The opening track of The Outside starts off well enough except for one small, shall we say, pesky little detail (details are a bug bear for me). “There Was No Place to Hide” has this monotonous, sludgy, plodding riff that I kind of like, It’s a little memorable and instills a kind of crushing sadness in me. At any rate, it’s what stood out in the song and imagine my level of “what the fuck” when I realised it’s been used and re-used in “All Desolate” off their The Covered Pure Permanence album. Guys, really? Two years to work on new stuff and that’s how you choose to kick off your album?
Tracks like “The Void and the Silence”, “Completion” and “There was No Place to Hide” are the vocal “highlights” of the album and Jim Jones puts forth typically high–pitched, rasping screams that, while plenty plaintive and misanthropic, are sparsely used, quite unintelligible and oh so repetitive [Madam X is obviously not drinking the Kool-Aid. What? Too soon for Guyana jokes?? — Steel Druhm].
Instrumentally, Knot uses typical lengthy instrumental sections consisting of heavy distortion with a focus on making use of very repetitive mid and fast paced trem picked guitar riffs. His drum work is largely overshadowed by the guitars and while none of the instrumentation is badly executed, there’s absolutely nothing exciting about it. Therefore, nothing really stands out from one song to the next and each track just plods on and on (or maybe it was just one song I played over and over again, I’m not really sure). “Favourite” is a strong term and so is “standout tracks,” but the tracks I found most enjoyable were “Drowning” and “There was No Place to Hide.” In all fairness though, pitting these against the excitement bands like Marduk and Ragnarok inject into black metal make it very very hard for me to call these tracks standouts.

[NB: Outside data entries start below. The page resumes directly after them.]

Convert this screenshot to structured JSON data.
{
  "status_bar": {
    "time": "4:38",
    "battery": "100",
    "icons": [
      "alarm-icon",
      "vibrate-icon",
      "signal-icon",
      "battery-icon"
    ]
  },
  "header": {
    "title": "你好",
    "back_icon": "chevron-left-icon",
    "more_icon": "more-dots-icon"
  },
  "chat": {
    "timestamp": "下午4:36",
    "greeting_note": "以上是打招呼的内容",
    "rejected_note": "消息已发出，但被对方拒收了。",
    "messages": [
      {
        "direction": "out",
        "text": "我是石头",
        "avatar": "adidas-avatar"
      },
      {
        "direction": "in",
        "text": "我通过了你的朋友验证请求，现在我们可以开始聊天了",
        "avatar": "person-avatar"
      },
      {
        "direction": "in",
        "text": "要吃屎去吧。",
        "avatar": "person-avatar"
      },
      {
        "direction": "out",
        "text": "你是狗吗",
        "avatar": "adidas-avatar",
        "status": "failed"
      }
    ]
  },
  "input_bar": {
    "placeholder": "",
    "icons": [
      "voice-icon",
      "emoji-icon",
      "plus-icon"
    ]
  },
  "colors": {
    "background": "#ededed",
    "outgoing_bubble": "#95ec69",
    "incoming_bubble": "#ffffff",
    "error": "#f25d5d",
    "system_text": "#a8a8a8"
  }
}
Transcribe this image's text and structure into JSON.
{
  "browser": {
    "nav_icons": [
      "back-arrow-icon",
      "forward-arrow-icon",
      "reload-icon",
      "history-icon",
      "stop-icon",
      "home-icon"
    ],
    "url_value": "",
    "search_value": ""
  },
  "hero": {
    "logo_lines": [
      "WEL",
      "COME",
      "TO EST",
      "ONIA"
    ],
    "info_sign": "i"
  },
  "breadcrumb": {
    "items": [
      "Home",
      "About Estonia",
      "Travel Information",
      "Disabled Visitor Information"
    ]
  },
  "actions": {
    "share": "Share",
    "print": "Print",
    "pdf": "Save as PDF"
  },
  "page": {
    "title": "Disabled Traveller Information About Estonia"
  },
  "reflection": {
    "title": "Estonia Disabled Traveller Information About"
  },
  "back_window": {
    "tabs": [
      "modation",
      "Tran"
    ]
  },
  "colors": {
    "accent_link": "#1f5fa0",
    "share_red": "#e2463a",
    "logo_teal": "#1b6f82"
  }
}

Every now and again an album comes along that blows your mind. This is not that album! Mostly The Outside is packed with mediocrity and while it’s not a horrible listen, it’s just more same old same old. Maybe it has something to do with Hungary’s communist background and everyone being equal or the same I guess [yet another reason communism sucks — Steel Druhm]. So in this instance I have to say that while the music is decent enough, so were all the other bands that came before Kolp. Don’t expect any surprises from this one.